Taken together, the recent results by Smith et al. (2013), Zhang et al. (2014), as well as the present study by Mah et al. (2014), indicate that MVPA indeed has the potential to improve localization of lesion-behaviour relations and identify predictive models of neuropsychological deficits arising from stroke with higher sensitivity. Analysing brain injury data using MVPA provides us with a method for simultaneously considering the influence of multiple regions or voxels and thus extends our understanding of both brain function and stark behavioural deficits incurred by brain damage. In addition to leveraging spatially distributed regions critical for a task, multivariate methods are also sensitive to regions where injury predicts normal performance on a specific task. By combining (noisy) information on regions that predict both the presence of impaired performance and the retention of performance after injury, a multivariate approach should become more accurate.

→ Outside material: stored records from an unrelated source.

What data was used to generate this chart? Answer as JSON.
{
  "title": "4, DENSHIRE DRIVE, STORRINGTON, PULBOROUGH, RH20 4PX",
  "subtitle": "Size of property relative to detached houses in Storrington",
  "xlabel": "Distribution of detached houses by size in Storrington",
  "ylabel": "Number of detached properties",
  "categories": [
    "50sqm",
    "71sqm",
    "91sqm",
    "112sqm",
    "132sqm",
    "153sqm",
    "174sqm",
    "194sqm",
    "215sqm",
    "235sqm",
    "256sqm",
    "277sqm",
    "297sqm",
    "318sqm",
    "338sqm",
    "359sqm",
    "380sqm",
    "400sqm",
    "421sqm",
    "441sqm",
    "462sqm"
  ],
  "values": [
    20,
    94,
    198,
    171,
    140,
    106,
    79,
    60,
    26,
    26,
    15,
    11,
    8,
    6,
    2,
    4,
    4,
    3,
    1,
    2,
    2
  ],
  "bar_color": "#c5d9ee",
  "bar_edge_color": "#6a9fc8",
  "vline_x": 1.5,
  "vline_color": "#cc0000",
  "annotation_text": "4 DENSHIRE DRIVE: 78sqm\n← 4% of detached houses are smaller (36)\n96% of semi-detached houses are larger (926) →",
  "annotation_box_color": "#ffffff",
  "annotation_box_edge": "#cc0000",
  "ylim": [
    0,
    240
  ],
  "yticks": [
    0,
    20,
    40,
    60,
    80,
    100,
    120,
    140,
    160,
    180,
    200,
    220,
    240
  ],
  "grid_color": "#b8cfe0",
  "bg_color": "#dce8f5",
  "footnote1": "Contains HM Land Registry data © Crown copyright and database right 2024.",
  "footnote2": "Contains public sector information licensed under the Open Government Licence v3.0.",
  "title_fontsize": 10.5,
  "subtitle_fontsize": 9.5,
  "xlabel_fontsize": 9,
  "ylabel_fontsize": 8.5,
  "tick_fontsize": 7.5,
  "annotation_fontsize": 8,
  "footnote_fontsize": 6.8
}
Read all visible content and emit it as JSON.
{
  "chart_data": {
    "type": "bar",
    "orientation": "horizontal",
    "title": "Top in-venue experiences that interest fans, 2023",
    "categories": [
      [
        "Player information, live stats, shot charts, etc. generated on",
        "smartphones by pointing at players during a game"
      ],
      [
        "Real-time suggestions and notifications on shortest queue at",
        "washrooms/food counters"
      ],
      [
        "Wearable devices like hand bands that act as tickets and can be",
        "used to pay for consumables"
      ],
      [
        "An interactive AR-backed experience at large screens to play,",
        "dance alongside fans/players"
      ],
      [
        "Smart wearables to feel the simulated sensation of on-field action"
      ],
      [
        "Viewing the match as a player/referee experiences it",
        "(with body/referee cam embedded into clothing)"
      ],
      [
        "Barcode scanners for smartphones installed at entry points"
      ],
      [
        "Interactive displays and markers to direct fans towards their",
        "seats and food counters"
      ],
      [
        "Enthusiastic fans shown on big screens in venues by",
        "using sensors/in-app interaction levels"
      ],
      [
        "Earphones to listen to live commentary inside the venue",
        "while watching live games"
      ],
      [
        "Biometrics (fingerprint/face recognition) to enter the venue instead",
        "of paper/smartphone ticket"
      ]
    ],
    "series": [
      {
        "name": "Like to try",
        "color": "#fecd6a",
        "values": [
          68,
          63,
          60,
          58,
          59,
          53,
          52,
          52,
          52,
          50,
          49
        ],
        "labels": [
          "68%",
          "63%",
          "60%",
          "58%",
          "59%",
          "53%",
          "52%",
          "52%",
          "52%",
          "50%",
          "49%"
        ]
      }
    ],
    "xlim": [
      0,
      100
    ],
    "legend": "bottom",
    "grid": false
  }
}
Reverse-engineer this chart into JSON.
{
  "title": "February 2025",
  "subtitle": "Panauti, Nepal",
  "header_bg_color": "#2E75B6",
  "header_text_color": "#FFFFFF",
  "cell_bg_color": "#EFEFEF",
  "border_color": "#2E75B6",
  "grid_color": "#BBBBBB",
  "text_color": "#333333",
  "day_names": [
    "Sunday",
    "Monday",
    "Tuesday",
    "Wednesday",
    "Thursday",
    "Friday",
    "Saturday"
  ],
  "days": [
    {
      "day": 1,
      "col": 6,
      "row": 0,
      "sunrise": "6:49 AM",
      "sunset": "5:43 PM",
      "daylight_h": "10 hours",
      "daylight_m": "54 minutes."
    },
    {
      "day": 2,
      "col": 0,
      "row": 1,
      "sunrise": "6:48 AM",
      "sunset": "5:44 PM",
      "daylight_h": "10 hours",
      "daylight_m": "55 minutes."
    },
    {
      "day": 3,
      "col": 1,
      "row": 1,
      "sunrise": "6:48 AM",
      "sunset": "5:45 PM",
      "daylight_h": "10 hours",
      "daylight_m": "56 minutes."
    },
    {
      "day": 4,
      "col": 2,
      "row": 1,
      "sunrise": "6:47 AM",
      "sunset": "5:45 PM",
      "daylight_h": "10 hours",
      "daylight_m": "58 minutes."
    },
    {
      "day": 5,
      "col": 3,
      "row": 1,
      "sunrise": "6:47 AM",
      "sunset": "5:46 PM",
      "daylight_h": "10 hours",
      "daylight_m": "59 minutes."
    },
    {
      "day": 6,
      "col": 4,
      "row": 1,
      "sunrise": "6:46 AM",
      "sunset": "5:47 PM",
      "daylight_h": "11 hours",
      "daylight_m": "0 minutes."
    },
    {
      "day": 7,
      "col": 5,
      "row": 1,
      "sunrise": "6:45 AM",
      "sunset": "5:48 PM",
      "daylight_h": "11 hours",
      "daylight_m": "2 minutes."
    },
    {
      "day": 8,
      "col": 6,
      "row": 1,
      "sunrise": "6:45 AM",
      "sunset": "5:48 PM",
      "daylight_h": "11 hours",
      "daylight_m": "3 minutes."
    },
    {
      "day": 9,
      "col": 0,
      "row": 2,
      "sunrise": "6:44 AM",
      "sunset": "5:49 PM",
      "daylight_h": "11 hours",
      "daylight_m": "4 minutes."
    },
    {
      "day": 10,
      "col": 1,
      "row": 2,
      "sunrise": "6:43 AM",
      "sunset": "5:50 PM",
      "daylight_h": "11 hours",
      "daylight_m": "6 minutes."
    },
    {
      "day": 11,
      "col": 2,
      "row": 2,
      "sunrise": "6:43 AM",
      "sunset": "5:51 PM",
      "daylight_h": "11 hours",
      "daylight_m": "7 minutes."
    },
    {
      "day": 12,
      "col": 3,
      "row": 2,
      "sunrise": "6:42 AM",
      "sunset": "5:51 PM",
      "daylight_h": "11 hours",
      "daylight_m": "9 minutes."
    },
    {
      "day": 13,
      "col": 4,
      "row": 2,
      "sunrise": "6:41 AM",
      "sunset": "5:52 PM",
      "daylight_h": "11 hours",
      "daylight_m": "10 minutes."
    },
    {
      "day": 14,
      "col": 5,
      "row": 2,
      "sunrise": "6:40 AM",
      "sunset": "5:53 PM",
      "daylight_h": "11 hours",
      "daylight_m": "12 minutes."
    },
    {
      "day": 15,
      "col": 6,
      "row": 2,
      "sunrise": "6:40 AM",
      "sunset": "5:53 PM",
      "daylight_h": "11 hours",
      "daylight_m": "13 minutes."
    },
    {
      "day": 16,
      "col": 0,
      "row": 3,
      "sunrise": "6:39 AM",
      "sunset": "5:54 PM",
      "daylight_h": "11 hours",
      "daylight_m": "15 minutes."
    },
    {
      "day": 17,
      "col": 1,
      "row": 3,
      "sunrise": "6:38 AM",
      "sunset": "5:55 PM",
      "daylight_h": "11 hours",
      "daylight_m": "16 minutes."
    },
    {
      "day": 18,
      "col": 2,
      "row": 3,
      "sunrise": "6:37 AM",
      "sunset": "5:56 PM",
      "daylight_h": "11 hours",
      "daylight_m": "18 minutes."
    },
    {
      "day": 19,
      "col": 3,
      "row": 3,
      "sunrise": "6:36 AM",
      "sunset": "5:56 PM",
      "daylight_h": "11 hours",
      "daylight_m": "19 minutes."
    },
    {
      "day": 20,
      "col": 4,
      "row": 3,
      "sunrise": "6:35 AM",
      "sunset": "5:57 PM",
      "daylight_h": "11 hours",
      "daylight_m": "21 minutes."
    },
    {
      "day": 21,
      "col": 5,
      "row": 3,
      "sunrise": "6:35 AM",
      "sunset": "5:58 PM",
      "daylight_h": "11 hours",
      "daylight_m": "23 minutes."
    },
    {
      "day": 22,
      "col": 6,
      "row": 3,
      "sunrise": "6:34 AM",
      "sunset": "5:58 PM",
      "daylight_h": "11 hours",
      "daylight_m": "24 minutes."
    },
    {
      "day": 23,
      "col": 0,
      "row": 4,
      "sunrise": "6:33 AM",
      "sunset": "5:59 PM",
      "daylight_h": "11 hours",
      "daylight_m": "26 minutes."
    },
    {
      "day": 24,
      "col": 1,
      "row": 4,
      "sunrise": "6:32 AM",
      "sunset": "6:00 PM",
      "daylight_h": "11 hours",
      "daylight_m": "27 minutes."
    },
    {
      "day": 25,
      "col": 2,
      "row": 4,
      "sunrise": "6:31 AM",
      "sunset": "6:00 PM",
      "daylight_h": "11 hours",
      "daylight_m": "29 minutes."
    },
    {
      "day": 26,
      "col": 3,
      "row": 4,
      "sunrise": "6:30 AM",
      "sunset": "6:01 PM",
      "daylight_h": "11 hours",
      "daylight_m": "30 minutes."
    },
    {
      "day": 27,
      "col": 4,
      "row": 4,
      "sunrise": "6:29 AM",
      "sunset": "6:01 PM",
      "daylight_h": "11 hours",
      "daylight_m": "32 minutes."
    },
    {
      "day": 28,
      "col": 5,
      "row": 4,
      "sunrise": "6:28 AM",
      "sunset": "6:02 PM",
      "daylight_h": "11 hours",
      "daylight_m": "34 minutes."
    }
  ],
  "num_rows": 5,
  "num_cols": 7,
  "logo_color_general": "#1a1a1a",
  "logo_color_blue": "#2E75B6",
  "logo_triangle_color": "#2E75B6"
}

Beyond spatial neglect after right hemisphere damage (Smith et al., 2013) and language disorders after left hemisphere damage (Zhang et al., 2014), MVPA has broad implications for a wide spectrum of other cognitive functions and clinical disorders. Indeed, this method will be a useful tool for all neurological disorders where—as in spatial neglect and in language processing—similar symptoms can be observed following discrete injury to portions of a larger network. However, application of MVPA to lesion analysis not only provides an opportunity to gain greater insight into small- and large-scale network-driven behaviour, but also has the potential to become an important tool for long-term prognosis. The method could help triage individuals who will spontaneously recover from those who will need focused rehabilitation. As MVPA becomes more accessible to the larger community, its potential applications in both basic neuroscience research as well as behavioural neurology and neuropsychology will continue to grow and improve. We expect that its use and future development within the domain of lesion mapping will complement our current knowledge and eventually usher in a new inferential framework relating brain injury to specific human functions.